Everything I’m discussing (and have been the entire time) is about how differences in the mechanisms could lead to changes in pledge decisions. I’m also not discussing anything fallacious or mistaken or bad math in how people pledge, I’m talking about the actual options we provide to them. The framing differences exist but are not the point I’m trying to get at.

The scope within which the difference exists and which we need to discuss to finally understand each other is within these parameters:

  • mathematical distinction in the mechanisms
  • do consider patron decision process
  • would patrons with particular motivations pledge differently because of the mathematical distinctions?
  • if so, could differences in their pledging lead to significantly different outcomes?
  • for this point, ignore framings that relate to labels and norms

To revisit a wording of the fundamental factual difference: In crowd-based goal, patrons do not have a lever that can change how much of the goal is reached, but in dollar-based they do.

The idea of “how much matching do I get” or “how much dollars do I get others to release?” can be reworded as “how far toward the goal does my pledge get the crowd?”

So, to see the difference, we must look at the internal story, the decision process of the patrons. But I’m not making up arbitrary stories. I’m highlighting an unchangeable, factual, mathematical difference.

  • crowd-based goal: “I count as one patron, now aside from that, how many dollars should I pledge?”
  • dollar-based goal: “If I pledge more or less dollars, it will get the crowd toward the goal more or less”

So, any patrons who are focused only on getting the crowd as far toward the goal as possible will pledge differently in each mech. They will pledge the minimum amount in a crowd-goal mechanism and the maximum amount in a dollar-goal situation. If the crowd has a lot of such patrons, the result for the project total would then be significantly different.

So, the significant distinction arises by just throwing some deterministic players into a deterministic game. In other words, it’s 100% math, but it does require looking at the math of patrons deciding on pledges. The distinction isn’t significant if we only look at the way the mechanisms behave when we feed them identical inputs.

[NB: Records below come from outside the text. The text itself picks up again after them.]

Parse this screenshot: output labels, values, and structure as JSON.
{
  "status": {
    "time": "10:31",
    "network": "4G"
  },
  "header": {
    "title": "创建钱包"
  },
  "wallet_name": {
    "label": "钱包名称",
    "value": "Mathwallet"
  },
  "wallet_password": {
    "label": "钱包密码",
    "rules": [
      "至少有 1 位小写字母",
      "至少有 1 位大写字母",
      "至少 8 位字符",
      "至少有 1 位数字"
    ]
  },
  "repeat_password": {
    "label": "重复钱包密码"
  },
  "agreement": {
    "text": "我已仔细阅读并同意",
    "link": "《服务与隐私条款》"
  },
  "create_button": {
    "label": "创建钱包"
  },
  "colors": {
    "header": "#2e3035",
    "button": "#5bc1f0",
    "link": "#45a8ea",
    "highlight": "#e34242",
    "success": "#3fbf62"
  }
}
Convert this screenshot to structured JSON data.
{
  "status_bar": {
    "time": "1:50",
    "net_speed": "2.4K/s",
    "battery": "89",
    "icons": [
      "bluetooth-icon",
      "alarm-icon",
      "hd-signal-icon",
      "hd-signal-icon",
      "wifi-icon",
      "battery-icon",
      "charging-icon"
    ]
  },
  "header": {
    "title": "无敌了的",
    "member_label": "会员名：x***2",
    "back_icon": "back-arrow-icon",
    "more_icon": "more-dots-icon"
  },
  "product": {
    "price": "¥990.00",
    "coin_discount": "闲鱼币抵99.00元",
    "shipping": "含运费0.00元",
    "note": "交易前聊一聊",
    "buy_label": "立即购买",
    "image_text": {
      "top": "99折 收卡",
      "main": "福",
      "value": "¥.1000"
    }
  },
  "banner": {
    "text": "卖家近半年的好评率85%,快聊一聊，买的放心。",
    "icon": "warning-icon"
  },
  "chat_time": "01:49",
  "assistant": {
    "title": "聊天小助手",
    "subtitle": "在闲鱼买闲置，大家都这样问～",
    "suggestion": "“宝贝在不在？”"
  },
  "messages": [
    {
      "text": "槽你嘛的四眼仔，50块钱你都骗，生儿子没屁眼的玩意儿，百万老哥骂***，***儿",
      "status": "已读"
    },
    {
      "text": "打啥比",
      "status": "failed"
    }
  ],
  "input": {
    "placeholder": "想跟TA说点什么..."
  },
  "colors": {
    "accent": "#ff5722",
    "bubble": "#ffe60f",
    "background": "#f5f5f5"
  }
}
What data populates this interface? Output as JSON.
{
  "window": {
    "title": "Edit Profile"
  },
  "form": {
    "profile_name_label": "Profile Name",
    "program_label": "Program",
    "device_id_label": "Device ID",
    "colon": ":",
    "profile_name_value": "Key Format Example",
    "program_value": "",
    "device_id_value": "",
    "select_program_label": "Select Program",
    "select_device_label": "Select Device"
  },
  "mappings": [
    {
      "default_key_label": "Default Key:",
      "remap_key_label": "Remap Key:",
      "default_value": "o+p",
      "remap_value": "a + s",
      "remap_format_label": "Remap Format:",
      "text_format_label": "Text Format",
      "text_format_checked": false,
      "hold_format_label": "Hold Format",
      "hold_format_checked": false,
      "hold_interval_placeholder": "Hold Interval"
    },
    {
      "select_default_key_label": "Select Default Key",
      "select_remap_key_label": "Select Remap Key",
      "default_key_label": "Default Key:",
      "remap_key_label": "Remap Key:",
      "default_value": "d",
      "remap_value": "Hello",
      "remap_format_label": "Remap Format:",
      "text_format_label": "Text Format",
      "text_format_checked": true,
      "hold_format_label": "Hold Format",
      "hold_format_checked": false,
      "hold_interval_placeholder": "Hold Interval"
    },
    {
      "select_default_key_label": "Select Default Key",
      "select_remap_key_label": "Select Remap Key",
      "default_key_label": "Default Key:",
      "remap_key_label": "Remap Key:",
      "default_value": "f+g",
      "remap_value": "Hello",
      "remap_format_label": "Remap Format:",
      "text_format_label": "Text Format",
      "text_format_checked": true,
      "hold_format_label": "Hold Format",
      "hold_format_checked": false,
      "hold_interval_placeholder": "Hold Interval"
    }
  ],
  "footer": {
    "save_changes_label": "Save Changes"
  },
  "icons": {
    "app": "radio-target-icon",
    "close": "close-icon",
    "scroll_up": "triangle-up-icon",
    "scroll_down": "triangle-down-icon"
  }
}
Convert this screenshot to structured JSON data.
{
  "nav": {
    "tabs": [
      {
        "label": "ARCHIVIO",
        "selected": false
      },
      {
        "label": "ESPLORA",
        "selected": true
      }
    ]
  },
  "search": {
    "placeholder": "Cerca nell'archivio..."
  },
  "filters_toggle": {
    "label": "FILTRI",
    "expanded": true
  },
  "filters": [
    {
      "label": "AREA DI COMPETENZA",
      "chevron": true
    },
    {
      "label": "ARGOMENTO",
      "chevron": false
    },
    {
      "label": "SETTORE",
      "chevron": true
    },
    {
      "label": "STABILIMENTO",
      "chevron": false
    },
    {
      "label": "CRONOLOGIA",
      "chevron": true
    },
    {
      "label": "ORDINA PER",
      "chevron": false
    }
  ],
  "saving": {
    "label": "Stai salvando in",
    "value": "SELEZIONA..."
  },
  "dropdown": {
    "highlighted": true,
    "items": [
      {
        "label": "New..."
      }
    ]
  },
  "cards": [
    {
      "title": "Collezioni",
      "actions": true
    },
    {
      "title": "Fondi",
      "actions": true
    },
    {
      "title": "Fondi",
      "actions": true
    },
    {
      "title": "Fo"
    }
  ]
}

The distinction involves the levers we give to patrons (regardless of what we label the levers).

Separate from the math, you are right that other influences exist. Perhaps (as in my stories earlier) patrons in crowd-based goals will have other motivations such as “oh, to get to the goal, I must recruit all my friends!!”. This is also part of the distinction. After pledging at all, the only way in crowd-goal to get farther toward the goal is to do things to recruit others, whereas in the dollar-goal mech, we give patrons a lever to just pledge farther toward the goal. That is the mathematical distinction I’m discussing and have been all along.

In all of what we’ve been using so many words to say, really recognizing this one thing and then being open to discussing its potential impact (on pledge behavior and then different pledging leading to different outcomes) is the only issue here with this long misunderstanding.

Why would you expect I use rapports rule after explicitly clarifying my confusion about your post.
Right under the quote, that part that you did not reference here:

This is nuts. I’m out. This forum is not the way for me to communicate constructively. I’m sorry.